Just as with their denigration of the Electoral College and the Senate, the Democratic assault on the Supreme Court raises the question of just what, precisely, they intend to do about it. Having insisted to everyone, including their own voters, that the Supreme Court is not just dangerous, but illegitimate, what is their plan to fix it? If it is truly illegitimate, how can a plausible Democratic majority with enough votes to overcome or eliminate the filibuster allow it to remain on democratic grounds? If it is actively harming people by stripping them of their “rights,” then how can they govern when it retains its power of mischief? Would that not be a betrayal of the voters who elected them?

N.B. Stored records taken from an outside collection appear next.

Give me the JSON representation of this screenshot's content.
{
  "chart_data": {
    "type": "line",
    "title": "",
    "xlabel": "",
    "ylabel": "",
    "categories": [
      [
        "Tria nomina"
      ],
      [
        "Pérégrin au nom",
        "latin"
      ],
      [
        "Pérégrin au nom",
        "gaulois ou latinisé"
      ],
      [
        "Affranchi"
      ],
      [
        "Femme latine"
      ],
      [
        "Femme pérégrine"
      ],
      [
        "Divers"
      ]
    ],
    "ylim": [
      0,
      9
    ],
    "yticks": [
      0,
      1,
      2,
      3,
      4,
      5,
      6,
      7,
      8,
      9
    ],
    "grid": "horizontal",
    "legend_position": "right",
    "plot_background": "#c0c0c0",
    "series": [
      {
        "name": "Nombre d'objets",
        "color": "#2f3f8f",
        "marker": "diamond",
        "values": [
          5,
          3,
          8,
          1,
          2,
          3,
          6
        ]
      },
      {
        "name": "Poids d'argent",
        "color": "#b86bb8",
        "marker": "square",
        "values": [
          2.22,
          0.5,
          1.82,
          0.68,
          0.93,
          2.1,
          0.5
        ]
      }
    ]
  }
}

One of the great strengths of the United States Constitution was always that Americans saw elections as mandates to change leaders, not the system. An incumbent president or party being defeated for reelection was a vote of no confidence in those politicians, not in the Constitution itself. In turn, the victory of the incoming officeholders was not a mandate to destroy the system. With the new Democratic party, that will no longer be the case. By their own rhetoric, Democrats have ensured that any future Senate majority they might win will be won by candidates denouncing the Supreme Court as illegitimate and harmful, and they will therefore be faced with a mandate not to pass laws, but to either destroy the illegitimate system or betray their voters. While one might hope they will choose the latter, the experience of Biden, whose failures are already being ascribed not to the failure of his policies but to his failure to implement them (a new “stab in the back” myth featuring Joe Manchin and Kyrsten Sinema along with the Supreme Court) may mean future Democrats will seek to avoid any further betrayals. If so, Democrats will have intellectually transformed into a revolutionary party.

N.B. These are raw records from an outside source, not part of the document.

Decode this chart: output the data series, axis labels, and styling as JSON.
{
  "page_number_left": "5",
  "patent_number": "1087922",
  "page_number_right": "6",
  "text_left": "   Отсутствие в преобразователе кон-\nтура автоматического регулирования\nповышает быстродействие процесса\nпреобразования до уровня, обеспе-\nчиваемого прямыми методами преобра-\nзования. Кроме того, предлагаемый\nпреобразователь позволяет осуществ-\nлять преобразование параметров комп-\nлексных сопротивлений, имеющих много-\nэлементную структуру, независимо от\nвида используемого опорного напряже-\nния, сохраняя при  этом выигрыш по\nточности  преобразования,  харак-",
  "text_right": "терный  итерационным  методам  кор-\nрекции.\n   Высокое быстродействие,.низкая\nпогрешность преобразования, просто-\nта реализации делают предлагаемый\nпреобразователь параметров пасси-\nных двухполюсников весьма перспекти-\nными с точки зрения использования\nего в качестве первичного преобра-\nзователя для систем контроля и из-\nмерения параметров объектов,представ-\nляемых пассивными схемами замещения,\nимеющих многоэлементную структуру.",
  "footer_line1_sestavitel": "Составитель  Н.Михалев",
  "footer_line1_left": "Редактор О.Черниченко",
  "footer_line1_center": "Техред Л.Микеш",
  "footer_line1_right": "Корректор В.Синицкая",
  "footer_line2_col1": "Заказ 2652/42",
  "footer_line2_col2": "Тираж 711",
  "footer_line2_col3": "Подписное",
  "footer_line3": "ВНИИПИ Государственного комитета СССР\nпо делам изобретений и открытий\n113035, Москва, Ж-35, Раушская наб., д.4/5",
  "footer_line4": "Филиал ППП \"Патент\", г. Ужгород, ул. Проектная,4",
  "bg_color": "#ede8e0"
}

Millhiser asked in his tweet what the prospects were for U.S. democracy after 2024. The answer is that they will be a whole lot brighter, and the prospect of competitive elections a whole lot more likely, if Democrats behave as a loyal opposition. On the contrary, win or lose, the future for Democrats and U.S. democracy itself is a whole lot less bright if they dedicate themselves to a revolutionary path of rule or ruin.